Developing .NET Applications on macOS Without Visual Studio: A Complete Guide
Developing .NET Applications on macOS Without Visual Studio: A Complete Guide
With Visual Studio for Mac officially discontinued and SQL Server Management Studio (SSMS) being Windows-only, many developers on macOS are left wondering how to continue building .NET apps.
The good news? .NET is fully cross-platform. By using modern tools like JetBrains Rider, Docker, and DBeaver, you can develop and manage .NET applications seamlessly on macOS.
This guide will walk you through:
✅ Setting up JetBrains Rider as your IDE
✅ Running SQL Server via Docker
✅ Managing your database using DBeaver
✅ Connecting your .NET project to SQL Server
✅ Running Entity Framework Core migrations from the terminal
✅ Troubleshooting common Docker issues
Use Rider IDE – The Best Visual Studio Alternative on macOS
JetBrains Rider is a modern and feature-rich IDE that works perfectly for .NET development on macOS. It offers:
- Full C# and .NET Core support
- Advanced code inspections and refactoring tools
- Integrated debugger and terminal
- Built-in database tools
- Excellent performance for large solutions
📥 Download Rider: https://www.jetbrains.com/rider/
Run SQL Server on Docker
Since SQL Server isn't natively supported on macOS, we'll use Docker to run a containerised SQL Server instance.

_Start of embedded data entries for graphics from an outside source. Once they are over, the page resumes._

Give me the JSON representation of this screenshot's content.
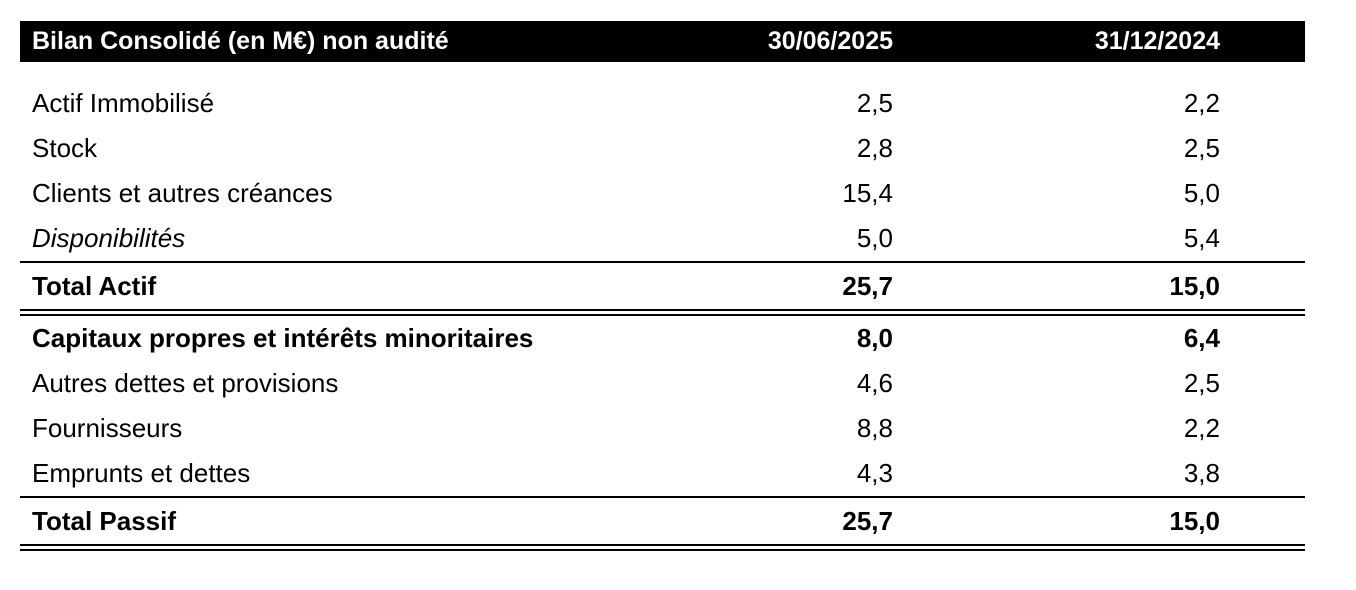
{
  "page": {
    "background": "#ffffff"
  },
  "table": {
    "title": "Bilan Consolidé (en M€) non audité",
    "columns": [
      "30/06/2025",
      "31/12/2024"
    ],
    "colors": {
      "header_bg": "#000000",
      "header_text": "#ffffff",
      "body_text": "#000000",
      "rule": "#000000"
    },
    "rows": [
      {
        "label": "Actif Immobilisé",
        "val_2025": "2,5",
        "val_2024": "2,2"
      },
      {
        "label": "Stock",
        "val_2025": "2,8",
        "val_2024": "2,5"
      },
      {
        "label": "Clients et autres créances",
        "val_2025": "15,4",
        "val_2024": "5,0"
      },
      {
        "label": "Disponibilités",
        "val_2025": "5,0",
        "val_2024": "5,4"
      },
      {
        "label": "Total Actif",
        "val_2025": "25,7",
        "val_2024": "15,0"
      },
      {
        "label": "Capitaux propres et intérêts minoritaires",
        "val_2025": "8,0",
        "val_2024": "6,4"
      },
      {
        "label": "Autres dettes et provisions",
        "val_2025": "4,6",
        "val_2024": "2,5"
      },
      {
        "label": "Fournisseurs",
        "val_2025": "8,8",
        "val_2024": "2,2"
      },
      {
        "label": "Emprunts et dettes",
        "val_2025": "4,3",
        "val_2024": "3,8"
      },
      {
        "label": "Total Passif",
        "val_2025": "25,7",
        "val_2024": "15,0"
      }
    ]
  }
}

➤ Pull the SQL Server Docker image:
docker pull mcr.microsoft.com/azure-sql-edge
➤ Run the container:
docker run -e "ACCEPT_EULA=1" \
-e "MSSQL_SA_PASSWORD=MyPass@word" \
-e "MSSQL_PID=Developer" \
-p 1433:1433 \
-d --name=sql \
mcr.microsoft.com/azure-sql-edge
Connect to SQL Server Using DBeaver
DBeaver is a free and powerful cross-platform SQL client.
➤ Setup Steps:
- Open DBeaver
- Create a new SQL Server connection
- Use the following credentials:
Field | Value |
Host | localhost |
Port | 1433 |
Username | sa |
Password | MyPass@word |
- Test the connection.
Connect .NET Project to SQL Server (Add Connection String)
Update your appsettings.json with the following connection string:
"ConnectionStrings": {
"NZWalksConnectionString": "Data Source=localhost;Initial Catalog=NZWalksDB;User Id=sa;Password=MyPass@word;
TrustServerCertificate=True;Integrated Security=False"
}
Run EF Core Migrations from the Terminal in Rider
Since Rider doesn't include the NuGet Package Manager Console, you'll run EF Core commands via the terminal.
➤ Initial migration:
dotnet ef migrations add Initial
dotnet ef database update
➤ Add more migrations:
dotnet ef migrations add "Message"
dotnet ef database update
➤ For multiple DbContext files:
dotnet ef migrations add "Message" –context NZWalksAuthDbContext
dotnet ef database update --context "NZWalksAuthDbContext"
Use C# Interactive (Optional but Handy for Scripts)
To use interactive C# scripting and quickly test snippets or generate GUIDs:
➤ Install the tool:
dotnet tool install -g dotnet-script
➤ Launch C# interactive:
dotnet script
➤ Example snippet:
Console.WriteLine(Guid.NewGuid());
Docker Troubleshooting Tips
If your SQL Server container stops responding or crashes, use these commands:
➤ Restart the container:
docker kill ContainerName/ContainerID
docker restart ContainerName/ContainerID
NOTE: It is better to use the container ID instead of the container name so that it can more effectively point to the container image.
➤ If the container won't stay running:
docker stop sql
docker rm sql
docker volume create sqlvolume
docker run -e 'ACCEPT_EULA=1' \
-e 'MSSQL_SA_PASSWORD=MyPass@word' \
-p 1433:1433 \
--name sql \
-v sqlvolume:/var/opt/mssql \
-d mcr.microsoft.com/azure-sql-edge
Why this works: Using a named volume (sqlvolume) ensures your database files persist between container restarts.